Allow me to clarify. Harvey Weinstein thinks you’re an idiot. Really that's the only explanation. So as a result he allows Miramax to butcher any film that come into his hands. Shaolin Soccer has had thirty minutes trimmed from the film. Because you’re stupid. So allow me to make a proposal: If you see Shaolin Soccer at your local art house theater, drive right by it, just cruise right along, and enjoy one of the better boons of the DVD area, the import section at your local video store. Region Free DVD's as far as the eye can see. Shaolin Soccer has been there for a few months. Go rent it, see it how it was meant to be seen. Don't give Miramax the money, send them the message that we don't like our films tampered with. It’s too late for Shaolin Soccer but we still might have time to save Jet Li's new magnus opus, Hero and countless other films. If we can't save it, just keep going back to the import section until they get the message. Taking my own advice, for the purposes of this review it’ll be the 117 min cut I will be reviewing. The real movie.
Shaolin Soccer begins with Golden Leg, the star of a Hong Kong soccer league. He finds out that one of his team members, Hung, has been accepting bribes and humiliates him. That day during his champion game he screws up and is crippled by a rabid fan. Years later he's a broken man, a drunk working for Hung, who now coaches the championship, but conspicuously named Team Evil. One day wandering around drunk and alone, he comes across a Shaolin Monk named Sing, begging on the street and sharing his utopian vision of a Kung Fu world with anyone who cares to listen.

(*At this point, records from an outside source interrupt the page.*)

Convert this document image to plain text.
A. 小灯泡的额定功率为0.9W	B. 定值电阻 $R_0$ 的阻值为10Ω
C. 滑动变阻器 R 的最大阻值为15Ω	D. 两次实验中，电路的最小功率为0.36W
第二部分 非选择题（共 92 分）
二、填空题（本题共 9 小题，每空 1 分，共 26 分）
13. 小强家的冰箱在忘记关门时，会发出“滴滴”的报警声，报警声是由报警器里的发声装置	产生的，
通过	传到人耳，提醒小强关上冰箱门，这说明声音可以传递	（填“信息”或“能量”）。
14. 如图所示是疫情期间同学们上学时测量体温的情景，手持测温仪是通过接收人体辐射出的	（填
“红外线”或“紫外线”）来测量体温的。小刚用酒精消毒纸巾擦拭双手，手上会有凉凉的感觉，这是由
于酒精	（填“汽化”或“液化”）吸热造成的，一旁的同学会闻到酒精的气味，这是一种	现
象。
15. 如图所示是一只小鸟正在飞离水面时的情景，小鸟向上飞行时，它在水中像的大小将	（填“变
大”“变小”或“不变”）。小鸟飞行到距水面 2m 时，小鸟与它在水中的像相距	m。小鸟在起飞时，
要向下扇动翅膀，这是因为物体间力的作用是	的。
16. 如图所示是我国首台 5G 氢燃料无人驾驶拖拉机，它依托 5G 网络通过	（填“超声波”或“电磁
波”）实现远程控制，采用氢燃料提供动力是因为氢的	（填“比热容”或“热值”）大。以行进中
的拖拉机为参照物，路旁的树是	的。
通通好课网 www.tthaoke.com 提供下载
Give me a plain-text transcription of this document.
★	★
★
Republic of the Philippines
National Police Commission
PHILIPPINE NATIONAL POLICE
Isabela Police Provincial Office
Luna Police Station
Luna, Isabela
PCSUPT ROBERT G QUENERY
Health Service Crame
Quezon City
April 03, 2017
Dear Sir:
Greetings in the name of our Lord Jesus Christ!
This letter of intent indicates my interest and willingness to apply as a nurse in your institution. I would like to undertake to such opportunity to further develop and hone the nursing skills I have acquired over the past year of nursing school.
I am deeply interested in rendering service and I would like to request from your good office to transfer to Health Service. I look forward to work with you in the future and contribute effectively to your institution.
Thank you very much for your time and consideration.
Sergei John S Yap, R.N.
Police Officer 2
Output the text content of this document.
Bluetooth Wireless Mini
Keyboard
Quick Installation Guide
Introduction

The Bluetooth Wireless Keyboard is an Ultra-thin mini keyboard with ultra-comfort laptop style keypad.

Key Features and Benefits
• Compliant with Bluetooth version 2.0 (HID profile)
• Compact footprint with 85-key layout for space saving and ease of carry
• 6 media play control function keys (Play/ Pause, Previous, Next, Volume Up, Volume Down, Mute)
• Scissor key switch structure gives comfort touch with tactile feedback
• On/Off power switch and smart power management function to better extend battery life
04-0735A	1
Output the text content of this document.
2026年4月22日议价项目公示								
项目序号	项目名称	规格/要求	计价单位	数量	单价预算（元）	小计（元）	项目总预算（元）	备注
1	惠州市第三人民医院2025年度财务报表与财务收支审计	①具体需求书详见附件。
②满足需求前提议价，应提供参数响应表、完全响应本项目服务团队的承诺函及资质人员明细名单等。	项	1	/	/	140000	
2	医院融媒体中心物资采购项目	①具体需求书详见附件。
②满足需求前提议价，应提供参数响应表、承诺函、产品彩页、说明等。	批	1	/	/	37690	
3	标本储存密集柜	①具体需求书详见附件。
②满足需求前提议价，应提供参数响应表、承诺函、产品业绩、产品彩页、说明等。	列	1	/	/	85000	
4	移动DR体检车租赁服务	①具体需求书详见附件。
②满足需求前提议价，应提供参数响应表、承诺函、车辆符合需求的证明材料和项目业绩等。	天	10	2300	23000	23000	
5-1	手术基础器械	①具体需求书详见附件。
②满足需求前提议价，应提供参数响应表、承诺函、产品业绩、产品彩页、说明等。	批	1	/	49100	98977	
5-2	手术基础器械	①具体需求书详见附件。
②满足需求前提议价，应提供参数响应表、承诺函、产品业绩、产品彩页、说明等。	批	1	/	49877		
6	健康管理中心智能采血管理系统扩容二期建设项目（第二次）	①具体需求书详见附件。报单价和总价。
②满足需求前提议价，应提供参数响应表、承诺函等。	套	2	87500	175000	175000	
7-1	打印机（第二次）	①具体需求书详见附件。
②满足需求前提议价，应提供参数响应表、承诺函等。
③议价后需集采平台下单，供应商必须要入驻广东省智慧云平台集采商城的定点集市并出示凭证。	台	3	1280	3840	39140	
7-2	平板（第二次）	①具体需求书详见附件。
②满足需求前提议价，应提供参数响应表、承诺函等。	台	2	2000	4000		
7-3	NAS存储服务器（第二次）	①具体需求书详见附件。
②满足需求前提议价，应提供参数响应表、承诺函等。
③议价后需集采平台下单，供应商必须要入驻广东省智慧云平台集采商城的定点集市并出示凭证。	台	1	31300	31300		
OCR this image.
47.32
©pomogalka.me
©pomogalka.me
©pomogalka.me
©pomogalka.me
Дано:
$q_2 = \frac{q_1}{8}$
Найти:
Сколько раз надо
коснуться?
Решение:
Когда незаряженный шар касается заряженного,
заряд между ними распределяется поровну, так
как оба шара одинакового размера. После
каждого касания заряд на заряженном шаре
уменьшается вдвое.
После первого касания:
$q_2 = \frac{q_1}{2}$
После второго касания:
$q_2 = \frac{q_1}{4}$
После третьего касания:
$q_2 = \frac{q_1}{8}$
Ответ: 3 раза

Golden Leg brushes him off until he sees Sing kick his beer can across town and into a solid brick wall. Then he has an inspiration: A Shaolin powered soccer team. Together Golden Leg and Sing must bring his five brothers together, each with a special Shaolin skill, and each having lost their way in society, and then get them to actually learn to play soccer.
In the meantime, Team Evil is also in training. Realizing the potential threat of a Shaolin powered team, they begin the use of "American performance enhancing drugs" to turn their players into super soldiers. Both teams enter the National Soccer tourney which gives a million dollar bounty to whoever wins.
Characters are Shaolin Soccer's saving grace. While some of them are little more then caricatures, we feel and care for each one, which guides us through the dizzying highs and lows the movie sends us on. There's a love story, between a scarred bakery worker named Mui, and Sing that is just sweet and real, with all the feelings of unrequited love brought into one patched up pair of shoes.
Shaolin Soccer literally does have something for everyone: Action, Drama, Sports, Love, Truly Hilarious Physical Comedy, Fantasy, Musical Numbers, Bruce Lee Funeral Homage, everything and anything you could possibly want. It’s about believing in your dreams, and yourself, and family, and true love, and all the other stuff I usually dismiss as sentimental tosh, served up on platter that is much too tempting for any film lover to ignore.
Of course Miramax has cut out a 1/4 of it, making sure that there is now nothing for nobody. So do yourself a favor. Prove to Harvey Weinstein that you're not an idiot. Go for the real Shaolin Soccer, not the sham that Miramax is trying to sell you.